Dave Fridmann (Flaming Lips, Mercury Rev) takes care of production duties alongside the band themselves, and it’s clear from the opening pair of songs that his involvement has helped tighten Low’s occasionally wayward sound. The driving opener Monkey is a menacing affair, unsettling yet undeniably hypnotic, with **Mimi Parker’s drumming and Zak Sally’s bass reminiscent of the sound of an Amazonian tribe from a cheap King Kong movie. After such a strong start, it would be easy to expect Low sit back and ride the Duluth steamer to the album’s end, but then comes California, Low’s most straight-forward ‘single’ so far. Documenting the struggles of an American farmer forced to retreat to warmer climes, it’s a track that melts the hardest heart from the very first listen, and may just provide the band the commercial fillip they deserve. On a similar note, the mellow Just Stand Back sees vocalist Alan Sparhawk cast as a smiling assassin, his lyrical threats almost comical against the swaggering melody. ‘You’d better just stand back, I could turn on you so fast’. What are you going to do Alan, whack me with your Fender Telecaster?
On the Edge Of and When I Go Deaf are classic Low tracks, delivered in their trademark bittersweet fashion; Sparhawk and Parker’s yearning harmonies resting uneasily upon a bed of Crazy Horse-inspired electricity. Everybody’s Song is a jagged affair based upon tensions which lead Sally to take a sabbatical from the band in 2003, and the sense of anger and bitterness prevalent throughout proves that sometimes the best art is born from the ugliest moments. Then there’s Pissing, a dark piece reminiscent of the score of a 70s slasher movie (Low obviously enjoy the occasional drive-in flick), where lovers sleep alone, alone’. It’s not what you’d expect from a band containing a pair of married Mormon parents.
Death of a Salesman, which continues the ‘life of a musician’ theme touched upon in When I Go Deaf, shows Sparhawk in an unfamiliar solo acoustic setting, a party piece that maintains a wry charm from beginning to end. The epic Broadway (So Many People) , another high point, is the kind of track Simon and Garfunkel would have made in 2005 if they were walking the New York streets with Blondie’s Heart of Glass set to repeat on their I-Pod’s. When the ‘Wall of Sound’ inspired Walk Into the Sea brings the album to a swaggering climax, the first reaction is to immediately press play again after first donning a pair of cans for the true Fridmann experience.

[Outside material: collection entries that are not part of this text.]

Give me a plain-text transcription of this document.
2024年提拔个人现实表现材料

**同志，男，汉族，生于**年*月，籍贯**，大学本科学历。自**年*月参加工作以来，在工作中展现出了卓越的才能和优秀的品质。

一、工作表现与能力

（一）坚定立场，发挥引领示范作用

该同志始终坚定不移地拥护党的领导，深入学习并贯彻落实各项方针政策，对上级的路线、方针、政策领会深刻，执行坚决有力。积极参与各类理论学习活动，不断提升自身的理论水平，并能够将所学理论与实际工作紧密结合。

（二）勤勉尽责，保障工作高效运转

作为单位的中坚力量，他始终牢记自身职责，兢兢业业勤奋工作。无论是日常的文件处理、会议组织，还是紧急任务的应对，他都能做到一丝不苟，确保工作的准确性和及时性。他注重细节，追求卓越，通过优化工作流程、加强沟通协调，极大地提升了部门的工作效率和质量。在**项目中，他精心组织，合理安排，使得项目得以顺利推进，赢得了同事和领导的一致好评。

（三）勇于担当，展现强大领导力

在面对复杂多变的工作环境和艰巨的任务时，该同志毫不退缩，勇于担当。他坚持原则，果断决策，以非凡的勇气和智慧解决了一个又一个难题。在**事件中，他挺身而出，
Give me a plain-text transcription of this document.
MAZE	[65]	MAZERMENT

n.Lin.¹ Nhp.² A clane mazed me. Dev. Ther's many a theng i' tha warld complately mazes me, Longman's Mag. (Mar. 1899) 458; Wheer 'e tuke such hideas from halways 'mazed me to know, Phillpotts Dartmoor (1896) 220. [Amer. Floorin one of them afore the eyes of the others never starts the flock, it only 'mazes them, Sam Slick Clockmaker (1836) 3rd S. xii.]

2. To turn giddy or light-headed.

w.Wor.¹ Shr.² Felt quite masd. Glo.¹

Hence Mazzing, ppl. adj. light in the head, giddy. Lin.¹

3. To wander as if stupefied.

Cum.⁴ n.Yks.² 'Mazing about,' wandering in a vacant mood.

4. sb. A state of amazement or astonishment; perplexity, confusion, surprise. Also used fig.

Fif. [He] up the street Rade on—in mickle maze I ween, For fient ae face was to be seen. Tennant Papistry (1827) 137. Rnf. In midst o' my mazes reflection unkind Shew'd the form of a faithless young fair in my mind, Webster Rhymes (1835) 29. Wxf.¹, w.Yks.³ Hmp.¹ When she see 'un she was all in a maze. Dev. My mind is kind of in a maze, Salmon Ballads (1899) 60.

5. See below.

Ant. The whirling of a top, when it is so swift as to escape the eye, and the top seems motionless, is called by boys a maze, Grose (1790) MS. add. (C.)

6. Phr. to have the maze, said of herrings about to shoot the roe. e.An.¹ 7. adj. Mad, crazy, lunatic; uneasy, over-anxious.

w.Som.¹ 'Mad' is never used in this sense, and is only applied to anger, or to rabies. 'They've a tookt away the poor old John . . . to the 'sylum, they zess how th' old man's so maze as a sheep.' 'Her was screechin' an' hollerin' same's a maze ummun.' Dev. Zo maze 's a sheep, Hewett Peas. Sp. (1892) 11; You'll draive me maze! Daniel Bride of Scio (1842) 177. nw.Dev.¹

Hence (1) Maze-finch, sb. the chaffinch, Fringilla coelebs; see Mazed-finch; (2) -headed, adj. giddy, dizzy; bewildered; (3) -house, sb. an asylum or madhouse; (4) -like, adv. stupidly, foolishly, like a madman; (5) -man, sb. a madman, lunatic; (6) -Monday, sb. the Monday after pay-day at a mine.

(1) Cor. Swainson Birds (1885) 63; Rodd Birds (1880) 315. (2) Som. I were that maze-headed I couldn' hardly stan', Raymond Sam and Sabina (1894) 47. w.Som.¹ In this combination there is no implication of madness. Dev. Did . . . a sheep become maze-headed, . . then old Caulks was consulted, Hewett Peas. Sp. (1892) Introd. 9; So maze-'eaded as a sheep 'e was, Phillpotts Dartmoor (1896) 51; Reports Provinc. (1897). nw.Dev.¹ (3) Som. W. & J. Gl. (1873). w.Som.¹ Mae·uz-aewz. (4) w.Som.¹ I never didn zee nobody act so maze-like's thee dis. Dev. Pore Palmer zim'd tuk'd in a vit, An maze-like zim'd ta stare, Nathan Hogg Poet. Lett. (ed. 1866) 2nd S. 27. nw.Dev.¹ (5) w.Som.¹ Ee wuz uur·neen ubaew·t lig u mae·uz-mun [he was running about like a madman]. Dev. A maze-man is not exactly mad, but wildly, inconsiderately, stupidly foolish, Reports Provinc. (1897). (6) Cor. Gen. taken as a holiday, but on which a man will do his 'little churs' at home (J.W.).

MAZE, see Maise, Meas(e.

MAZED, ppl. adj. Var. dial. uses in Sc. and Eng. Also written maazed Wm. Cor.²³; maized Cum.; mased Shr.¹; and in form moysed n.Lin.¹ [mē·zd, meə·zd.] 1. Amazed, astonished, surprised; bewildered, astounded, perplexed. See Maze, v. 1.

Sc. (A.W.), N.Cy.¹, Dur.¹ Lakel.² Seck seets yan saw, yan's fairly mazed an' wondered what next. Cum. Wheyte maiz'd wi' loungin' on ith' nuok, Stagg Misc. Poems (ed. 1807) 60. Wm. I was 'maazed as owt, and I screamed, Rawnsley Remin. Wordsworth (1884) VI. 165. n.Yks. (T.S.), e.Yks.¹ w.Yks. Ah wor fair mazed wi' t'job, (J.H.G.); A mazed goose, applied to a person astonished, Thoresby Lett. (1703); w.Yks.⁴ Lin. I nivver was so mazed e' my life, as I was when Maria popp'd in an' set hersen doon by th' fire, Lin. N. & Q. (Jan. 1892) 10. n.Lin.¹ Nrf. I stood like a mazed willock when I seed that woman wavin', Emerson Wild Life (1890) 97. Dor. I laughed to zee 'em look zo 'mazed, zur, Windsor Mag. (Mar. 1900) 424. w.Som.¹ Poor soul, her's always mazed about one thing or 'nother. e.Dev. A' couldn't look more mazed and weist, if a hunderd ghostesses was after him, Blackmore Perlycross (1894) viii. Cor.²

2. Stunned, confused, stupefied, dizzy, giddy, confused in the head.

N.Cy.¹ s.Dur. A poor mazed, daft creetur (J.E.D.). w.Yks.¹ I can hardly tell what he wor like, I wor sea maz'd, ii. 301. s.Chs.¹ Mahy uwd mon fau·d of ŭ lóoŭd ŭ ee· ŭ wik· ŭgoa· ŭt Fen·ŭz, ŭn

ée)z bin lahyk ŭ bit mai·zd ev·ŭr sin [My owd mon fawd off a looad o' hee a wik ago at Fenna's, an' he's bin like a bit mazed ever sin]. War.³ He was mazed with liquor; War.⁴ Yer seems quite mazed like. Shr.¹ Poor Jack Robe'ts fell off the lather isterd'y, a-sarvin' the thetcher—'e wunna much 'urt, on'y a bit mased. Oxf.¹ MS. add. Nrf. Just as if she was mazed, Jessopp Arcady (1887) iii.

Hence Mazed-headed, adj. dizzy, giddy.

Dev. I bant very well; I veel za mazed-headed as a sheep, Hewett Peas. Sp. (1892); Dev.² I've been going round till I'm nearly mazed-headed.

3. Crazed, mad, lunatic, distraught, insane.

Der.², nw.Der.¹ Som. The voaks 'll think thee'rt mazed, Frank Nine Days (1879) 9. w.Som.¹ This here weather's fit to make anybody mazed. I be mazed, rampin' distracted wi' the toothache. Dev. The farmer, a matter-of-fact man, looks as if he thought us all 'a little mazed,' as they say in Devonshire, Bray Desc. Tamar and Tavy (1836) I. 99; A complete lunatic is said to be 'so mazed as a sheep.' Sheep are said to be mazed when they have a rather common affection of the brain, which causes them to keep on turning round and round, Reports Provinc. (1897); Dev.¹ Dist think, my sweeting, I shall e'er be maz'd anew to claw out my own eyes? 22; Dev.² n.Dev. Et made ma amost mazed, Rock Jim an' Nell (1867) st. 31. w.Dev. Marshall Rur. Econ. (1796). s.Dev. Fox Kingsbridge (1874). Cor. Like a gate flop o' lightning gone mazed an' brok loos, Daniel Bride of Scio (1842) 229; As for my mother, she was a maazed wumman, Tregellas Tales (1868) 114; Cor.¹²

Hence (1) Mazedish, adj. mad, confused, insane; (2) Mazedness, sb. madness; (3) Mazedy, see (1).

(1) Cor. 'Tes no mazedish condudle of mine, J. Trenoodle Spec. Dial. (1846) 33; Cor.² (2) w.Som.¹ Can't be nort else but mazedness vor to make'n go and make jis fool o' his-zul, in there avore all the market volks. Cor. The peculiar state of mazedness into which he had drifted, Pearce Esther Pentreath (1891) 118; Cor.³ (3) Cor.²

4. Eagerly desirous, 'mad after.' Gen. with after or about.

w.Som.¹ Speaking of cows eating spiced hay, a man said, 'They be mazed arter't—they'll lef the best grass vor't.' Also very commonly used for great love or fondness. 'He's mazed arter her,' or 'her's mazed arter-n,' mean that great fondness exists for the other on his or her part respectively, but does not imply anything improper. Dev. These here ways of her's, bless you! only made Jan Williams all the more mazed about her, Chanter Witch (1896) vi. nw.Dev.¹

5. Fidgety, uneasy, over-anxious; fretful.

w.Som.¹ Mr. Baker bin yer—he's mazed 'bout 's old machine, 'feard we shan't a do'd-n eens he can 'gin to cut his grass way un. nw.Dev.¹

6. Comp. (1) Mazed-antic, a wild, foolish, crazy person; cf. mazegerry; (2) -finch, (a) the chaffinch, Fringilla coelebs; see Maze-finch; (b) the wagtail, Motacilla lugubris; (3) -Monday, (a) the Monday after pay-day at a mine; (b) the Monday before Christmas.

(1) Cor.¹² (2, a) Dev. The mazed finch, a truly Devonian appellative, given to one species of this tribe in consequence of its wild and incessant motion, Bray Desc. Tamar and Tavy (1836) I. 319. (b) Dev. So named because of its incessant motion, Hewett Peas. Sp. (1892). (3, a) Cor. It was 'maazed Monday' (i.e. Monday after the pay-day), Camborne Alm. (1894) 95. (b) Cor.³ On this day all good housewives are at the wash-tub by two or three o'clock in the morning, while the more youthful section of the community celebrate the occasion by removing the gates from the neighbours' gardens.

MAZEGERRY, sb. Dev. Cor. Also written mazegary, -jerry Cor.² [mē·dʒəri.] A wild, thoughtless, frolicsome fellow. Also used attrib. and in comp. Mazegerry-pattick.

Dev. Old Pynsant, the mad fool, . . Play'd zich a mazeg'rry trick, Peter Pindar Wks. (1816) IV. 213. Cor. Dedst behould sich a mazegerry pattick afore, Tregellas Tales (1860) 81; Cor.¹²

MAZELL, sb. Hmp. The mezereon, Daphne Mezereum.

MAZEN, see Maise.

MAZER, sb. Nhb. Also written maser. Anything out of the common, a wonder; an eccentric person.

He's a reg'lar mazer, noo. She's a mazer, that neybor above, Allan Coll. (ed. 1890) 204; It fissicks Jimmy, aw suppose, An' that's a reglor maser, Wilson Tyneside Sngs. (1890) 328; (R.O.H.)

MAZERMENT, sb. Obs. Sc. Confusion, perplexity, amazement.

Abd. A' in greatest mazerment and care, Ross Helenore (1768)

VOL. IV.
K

Like other artists who’ve made to jump to Sub Pop, it seems Low’s sound hasn’t been distilled in order to ease consumption by a larger listener base. Instead, The Great Destroyer ranks alongside Trust as the band’s best work. The core elements of Low’s six previous albums, countless EP’s, and B-sides are all present here, but a riskier move to incorporate heavier sounds on tracks such as Monkey and Everybody’s Song provides yet another avenue for the band to explore a great length. For a humble trio who paint with such a small sonic palette, Low continue to intrigue and inspire in equal amounts. It’s only January, but it seems the benchmark for 2005’s finest album has just been set.